(1986) dir. Martin Scorsese
After having watched Robert Rossen’s classic pool movie The Hustler (1961), it was hard not to want to watch the semi-sequel that Martin Scorsese shot in 1986, reviving “Fast Eddie” Felson and pairing him with hotshot Tom Cruise. The main qualms I had was that I didn’t really enjoy the movie back in the day when I’d seen it last. That and I hate Tom Cruise. But still, circles must be completed.
Whereas The Hustler is a slick, somewhat timeless-feeling film, with its beautiful black-and-white cinematography, jazz soundtrack, and excellent stars Paul Newman, George C. Scott, and Jackie Gleason, Scorsese is stuck in a time, the 1980’s. Almost dead center. And part of the whole point of the story is that it is 25 years later, the world has changed, “Fast Eddie” has changed, but going from a timelessness to a timeliness works mostly against the film. The 1980’s here are some of the worst hairdo’s, clothing, and music. It’s a little painful at times. Tom’s coiffure would give Vanilla Ice a run for his money.
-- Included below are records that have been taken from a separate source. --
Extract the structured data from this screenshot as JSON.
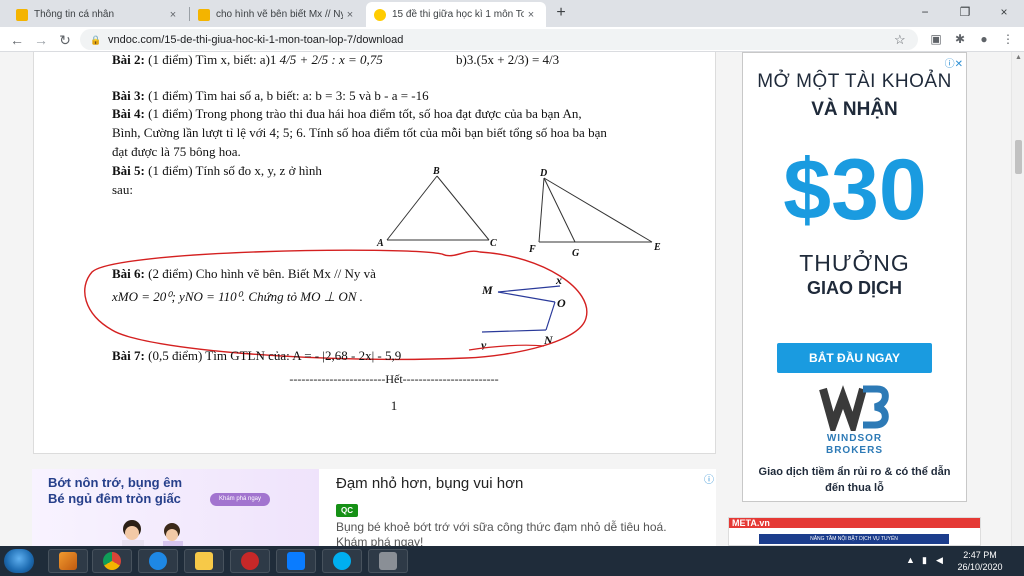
{
  "browser": {
    "tabs": [
      {
        "title": "Thông tin cá nhân",
        "close": "×"
      },
      {
        "title": "cho hình vẽ bên biết Mx // Ny gó",
        "close": "×"
      },
      {
        "title": "15 đề thi giữa học kì 1 môn Toán",
        "close": "×"
      }
    ],
    "new_tab": "+",
    "window_controls": {
      "minimize": "−",
      "restore": "❐",
      "close": "×"
    },
    "back": "←",
    "forward": "→",
    "reload": "↻",
    "url": "vndoc.com/15-de-thi-giua-hoc-ki-1-mon-toan-lop-7/download",
    "accent": "#1a73e8"
  },
  "document": {
    "bai2": {
      "label": "Bài 2:",
      "text": "(1 điểm) Tìm x, biết: a)1",
      "frac": "4/5 + 2/5 : x = 0,75",
      "b": "b)3.(5x + 2/3) = 4/3"
    },
    "bai3": {
      "label": "Bài 3:",
      "text": "(1 điểm) Tìm hai số a, b biết: a: b = 3: 5 và b - a =  -16"
    },
    "bai4": {
      "label": "Bài 4:",
      "line1": "(1 điểm) Trong phong trào thi đua hái hoa điểm tốt, số hoa đạt được của ba bạn An,",
      "line2": "Bình, Cường lần lượt tỉ lệ với 4; 5; 6. Tính số hoa điểm tốt của mỗi bạn biết tổng số hoa ba bạn",
      "line3": "đạt được là 75 bông hoa."
    },
    "bai5": {
      "label": "Bài 5:",
      "line1": "(1 điểm) Tính số đo x, y, z ở hình",
      "line2": "sau:"
    },
    "bai6": {
      "label": "Bài 6:",
      "line1": "(2 điểm) Cho hình vẽ bên. Biết Mx // Ny và",
      "line2": "xMO = 20⁰; yNO = 110⁰. Chứng tỏ  MO ⊥ ON ."
    },
    "bai7": {
      "label": "Bài 7:",
      "text": "(0,5 điểm) Tìm GTLN của: A = - |2,68 - 2x| - 5,9"
    },
    "end": "------------------------Hết------------------------",
    "page_number": "1",
    "fig_labels": {
      "A": "A",
      "B": "B",
      "C": "C",
      "D": "D",
      "E": "E",
      "F": "F",
      "G": "G",
      "M": "M",
      "N": "N",
      "O": "O",
      "x": "x",
      "y": "y"
    }
  },
  "ad_right": {
    "info": "ⓘ✕",
    "headline1": "MỞ MỘT TÀI KHOẢN",
    "headline2": "VÀ NHẬN",
    "amount": "$30",
    "reward1": "THƯỞNG",
    "reward2": "GIAO DỊCH",
    "cta": "BẮT ĐẦU NGAY",
    "brand1": "WINDSOR",
    "brand2": "BROKERS",
    "disclaimer": "Giao dịch tiềm ẩn rủi ro & có thể dẫn đến thua lỗ",
    "accent": "#1a9be0"
  },
  "ad_bottom": {
    "banner_line1": "Bớt nôn trớ, bụng êm",
    "banner_line2": "Bé ngủ đêm tròn giấc",
    "banner_pill": "Khám phá ngay",
    "title": "Đạm nhỏ hơn, bụng vui hơn",
    "qc": "QC",
    "desc": "Bụng bé khoẻ bớt trớ với sữa công thức đạm nhỏ dễ tiêu hoá. Khám phá ngay!",
    "info": "ⓘ"
  },
  "ad_meta": {
    "logo": "META.vn",
    "strip": "NÂNG TẦM NỘI BẬT DỊCH VỤ TUYỂN"
  },
  "taskbar": {
    "time": "2:47 PM",
    "date": "26/10/2020",
    "tray_arrow": "▲",
    "apps": [
      "media-player",
      "chrome",
      "internet-explorer",
      "file-explorer",
      "emblem",
      "zalo",
      "skype",
      "app-gray"
    ]
  }
}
That said, the film does have stretches, around the pool tables, and in others, where the story and the cinematography are more energetic and stylish. Scorsese is no hack. In fact, he’s one of the better filmmakers of his day and he pumps some slick and interesting sequences and gets some decent performances from his cast. Tom Cruise is a total asshole in the movie, cocky, egotistical, and shallow. The thing that always annoyed me about Cruise was that he always played a hotshot, no matter what job it was, he was the hotshot. In The Color of Money, it’s pool. In Top Gun (1986), he’s a hotshot pilot. In Cocktail (1988), he’s a hotshot bartender. In Days of Thunder (1990), he’s a hotshot racecar driver. In The Firm (1993), it’s an attorney hotshot. At least here, being a hotshot doesn’t make you the hero.
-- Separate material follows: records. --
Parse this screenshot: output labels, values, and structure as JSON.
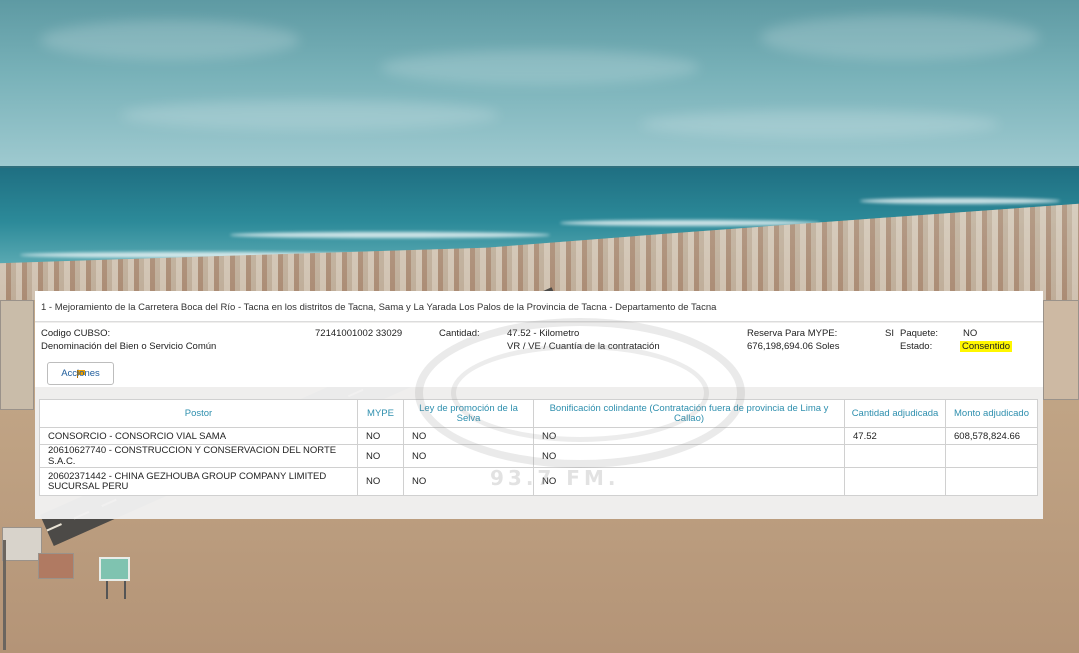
{
  "watermark": {
    "text": "93.7 FM."
  },
  "panel": {
    "title": "1 - Mejoramiento de la Carretera Boca del Río - Tacna en los distritos de Tacna, Sama y La Yarada Los Palos de la Provincia de Tacna - Departamento de Tacna",
    "info": {
      "codigo_label": "Codigo CUBSO:",
      "codigo_value": "72141001002 33029",
      "denominacion_label": "Denominación del Bien o Servicio Común",
      "cantidad_label": "Cantidad:",
      "cantidad_value": "47.52 - Kilometro",
      "vr_label": "VR / VE / Cuantía de la contratación",
      "reserva_label": "Reserva Para MYPE:",
      "reserva_value": "SI",
      "monto_value": "676,198,694.06 Soles",
      "paquete_label": "Paquete:",
      "paquete_value": "NO",
      "estado_label": "Estado:",
      "estado_value": "Consentido"
    },
    "acciones_label": "Acciones"
  },
  "table": {
    "headers": {
      "postor": "Postor",
      "mype": "MYPE",
      "ley_selva": "Ley de promoción de la Selva",
      "bonificacion": "Bonificación colindante (Contratación fuera de provincia de Lima y Callao)",
      "cantidad": "Cantidad adjudicada",
      "monto": "Monto adjudicado"
    },
    "rows": [
      {
        "postor": "CONSORCIO - CONSORCIO VIAL SAMA",
        "mype": "NO",
        "ley": "NO",
        "bonif": "NO",
        "cantidad": "47.52",
        "monto": "608,578,824.66"
      },
      {
        "postor": "20610627740 - CONSTRUCCION Y CONSERVACION DEL NORTE S.A.C.",
        "mype": "NO",
        "ley": "NO",
        "bonif": "NO",
        "cantidad": "",
        "monto": ""
      },
      {
        "postor": "20602371442 - CHINA GEZHOUBA GROUP COMPANY LIMITED SUCURSAL PERU",
        "mype": "NO",
        "ley": "NO",
        "bonif": "NO",
        "cantidad": "",
        "monto": ""
      }
    ]
  },
  "colors": {
    "header_text": "#2e8fae",
    "status_highlight": "#fff700",
    "button_text": "#1f5d9c"
  },
  "icons": {
    "acciones": "flag-icon"
  }
}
The film is really pretty decent, to be honest. It’s not the classic by a long shot that The Hustler turned out to be, but it’s nothing to be ashamed of. I think I actually enjoyed it a bit more than I was expecting, having not remembered it particularly fondly. It was kind of interesting to revisit it. When I first became interested in “film”, Scorsese was one of the first directors that I got into. And I think that this was the first of his new films that I saw once I was “interested” in film. I think I got interested in part after liking After Hours (1985). Anyways, I did see this on its initial release, and so returning to it now, 23 years later…jeez. Maybe someone could make a film about Tom Cruise’s character 25 years later, after this one. Maybe that would be interesting.
Also interesting, and I throw this out there purely for trivia purposes, is that the author from whose books both The Hustler and The Color of Money were adapted, Walter Tevis, is also the author of The Man Who Fell to Earth which Nicolas Roeg adapted with David Bowie into a cult film in 1976. Really, not two things that one would think might go together or to have come from a single source. Just an FYI for those who like to be in the know. For what it’s worth.